A Virginia data firm working for the Republican National Committee left voting records of 198 million Americans exposed on the internet and accessible to anyone, a California cybersecurity firm said Monday.
The data firm not only left exposed the vast national database but also precise and painstaking projections for most voters of their projected attitudes on a variety of issues including Obamacare, lower taxes, immigration, fossil fuels and environmental consciousness.
The records were exposed to anyone who knew rudimentary search techniques, said UpGuard, a Mountain View, California, cybersecurity firm, but the records have since been secured again.
The enormous national database included names, dates of birth, home addresses, phone numbers, party affiliation, racial demographics and voter registration status, UpGuard said in its internet post.
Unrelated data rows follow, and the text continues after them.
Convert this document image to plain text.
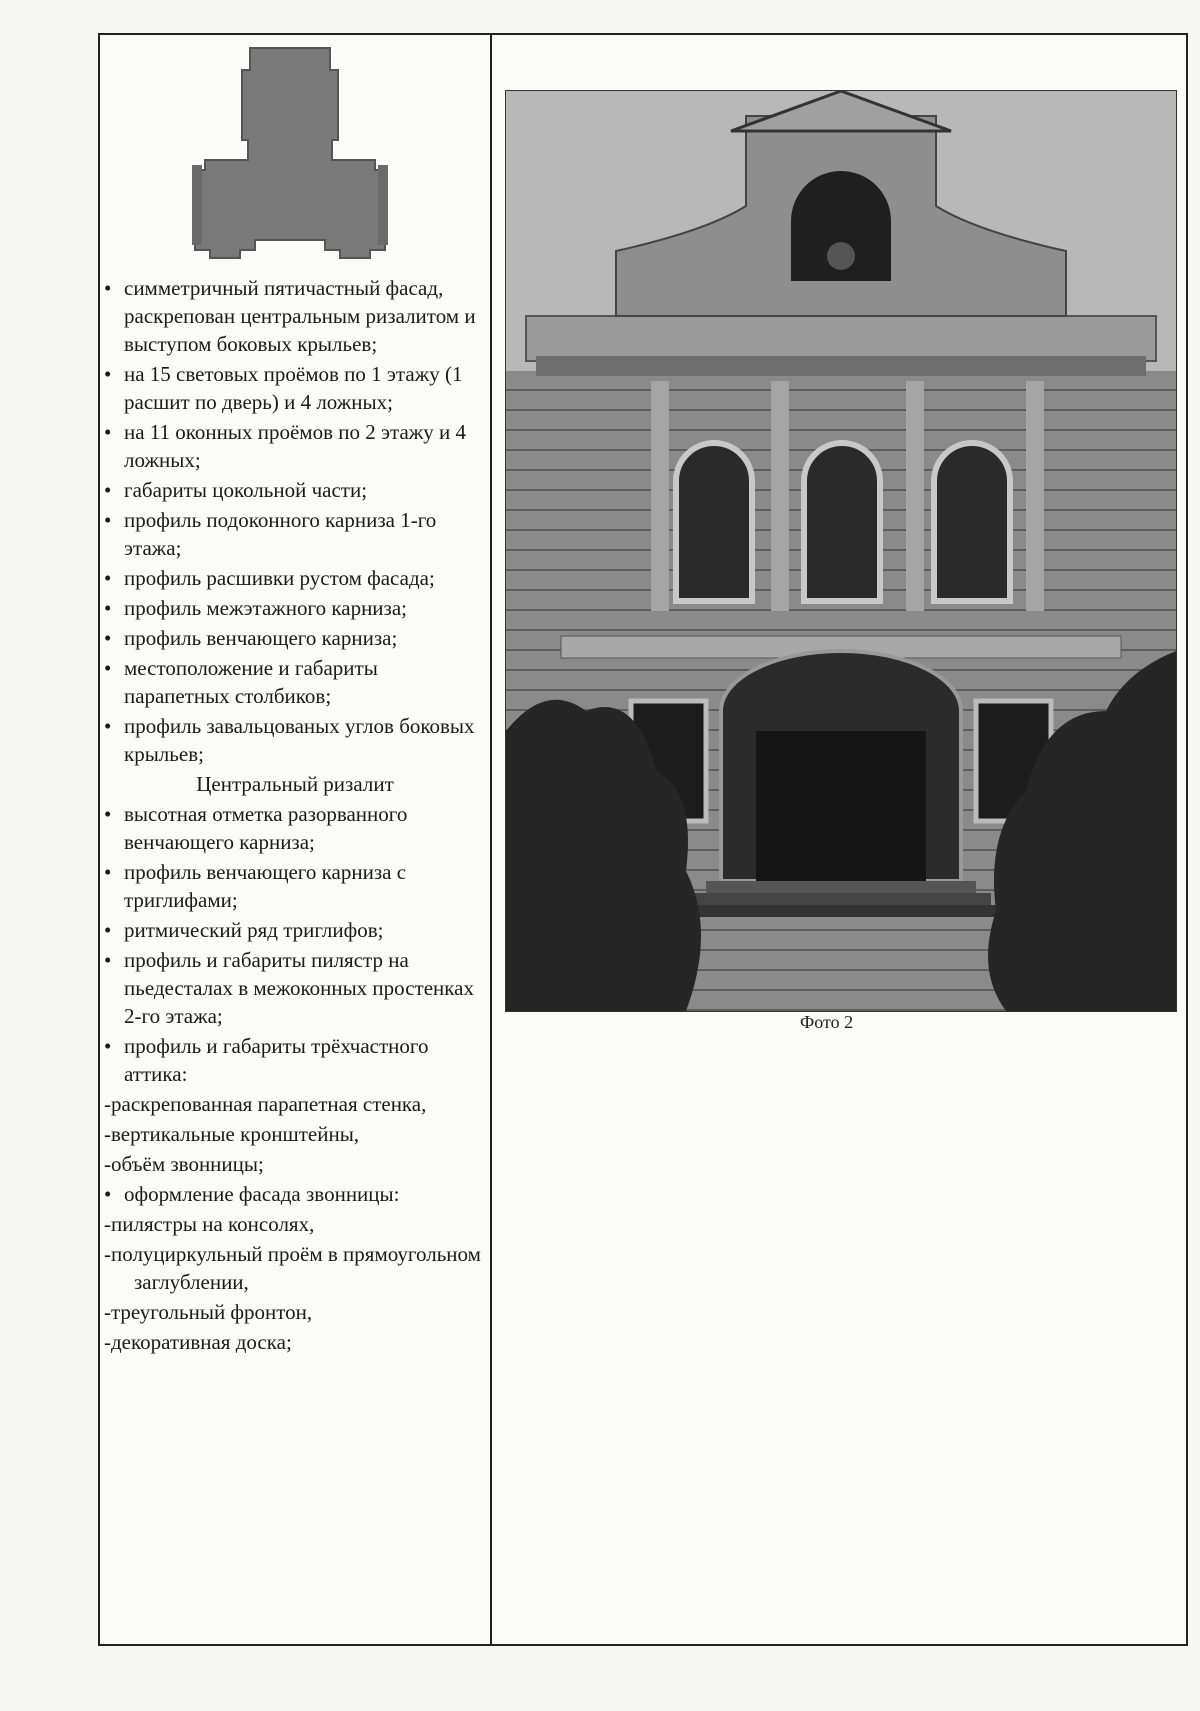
• симметричный пятичастный фасад, раскрепован центральным ризалитом и выступом боковых крыльев;
• на 15 световых проёмов по 1 этажу (1 расшит по дверь) и 4 ложных;
• на 11 оконных проёмов по 2 этажу и 4 ложных;
• габариты цокольной части;
• профиль подоконного карниза 1-го этажа;
• профиль расшивки рустом фасада;
• профиль межэтажного карниза;
• профиль венчающего карниза;
• местоположение и габариты парапетных столбиков;
• профиль завальцованых углов боковых крыльев;
Центральный ризалит
• высотная отметка разорванного венчающего карниза;
• профиль венчающего карниза с триглифами;
• ритмический ряд триглифов;
• профиль и габариты пилястр на пьедесталах в межоконных простенках 2-го этажа;
• профиль и габариты трёхчастного аттика:
-раскрепованная парапетная стенка,
-вертикальные кронштейны,
-объём звонницы;
• оформление фасада звонницы:
-пилястры на консолях,
-полуциркульный проём в прямоугольном заглублении,
-треугольный фронтон,
-декоративная доска;
Фото 2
Following a series of hacks on political parties last fall, and attempts by Russia to access election rolls and machinery at the state and local level, the vulnerability of the U.S. electoral process has become a hot topic on Capitol Hill, including a House intelligence panel hearing this Wednesday on “Russian active measures during the 2016 election campaign.”
UpGuard’s disclosure raises even deeper questions about the responsibilities of political parties and private firms in securing and protecting data that is parsed and dissected through increasingly high-powered analytic tools.
The fact is that if you’re a registered voter, your personal information was exposed here.
Dan O’Sullivan of UpGuard
“The fact is that if you’re a registered voter, your personal information was exposed here. I think that will be troubling to a lot of people,” said Dan O’Sullivan, a cyber resilience analyst at UpGuard.
The RNC-linked firm, Deep Root Analytics, of Arlington, Va., issued a statement saying the information “was accessed without our knowledge.” Controls were since put in place “to prevent further access. We take full responsibility for this situation.”
The company, which said the data was used for targeted television advertising, said network access settings were changed some time after June 1, leaving the data vulnerable but providing only a small window of time for exposure. It added that it believed UpGuard’s researcher, Chris Vickery, was the only person to have downloaded the data. It said it had hired a Washington cybersecurity firm, Stroz Friedberg, to review how the vulnerability happened.
We do not believe that our systems have been hacked.
Deep Root Analytics, a GOP-linked data firm
“Based on the information we have gathered thus far, we do not believe that our systems have been hacked,” Deep Root Analytics said in the statement.
O’Sullivan said the information was kept by Amazon Web Services, a cloud-based storage provider, and was not password-protected.
“If we can find that, anyone can find that,” O’Sullivan said. “It didn’t take anyone with special engineering.”
The United States has roughly 200 million registered voters, so the data exposed would encompass nearly the entire universe of U.S. voters.
Vickery, who was working as part of UpGuard’s Cyber Risk Team, discovered a data repository on Amazon Web Services June 12 and downloaded it, a total of 1.1 terabytes of data, equivalent to 500 hours of video, the company said.
Vickery, who is noted for finding sensitive information on the internet in the past, guessed a subdomain name – “dra-dw” – which stands for Deep Root Analytics-data warehouse, UpGuard said. Vickery notified federal authorities of the matter June 14, and it was quickly secured.
Working with Deep Root Analytics in compiling the data were two other firms with strong ties to the Republican National Committee, Target Point Consulting Inc. and Data Trust, UpGuard said, and all were involved in President Donald Trump’s 2016 campaign.
In addition to the general database information were files on U.S. voters containing 9.5 billion projections, calculated on a scale of zero to one and with precision to the sixth decimal point, on voting tendencies in past presidential elections and on a series of 46 issues, UpGuard said.
“It’s not just who you voted for. It’s, you know, ‘Do you agree that companies shouldn’t be allowed to ship jobs overseas?’ Do you agree with President Trump’s America First foreign policy? Do you agree we need to move away from fossil fuels?’” O’Sullivan said.
O’Sullivan said employees looking in the database for their own records and projections found them “to be quite accurate” for themselves.
UpGuard does not plan to hang on to the databases.
“We don’t want this on our hands. Essentially, we want to hang onto it only so long as the authorities require it, and then get rid of it, permanently delete the data,” O’Sullivan said.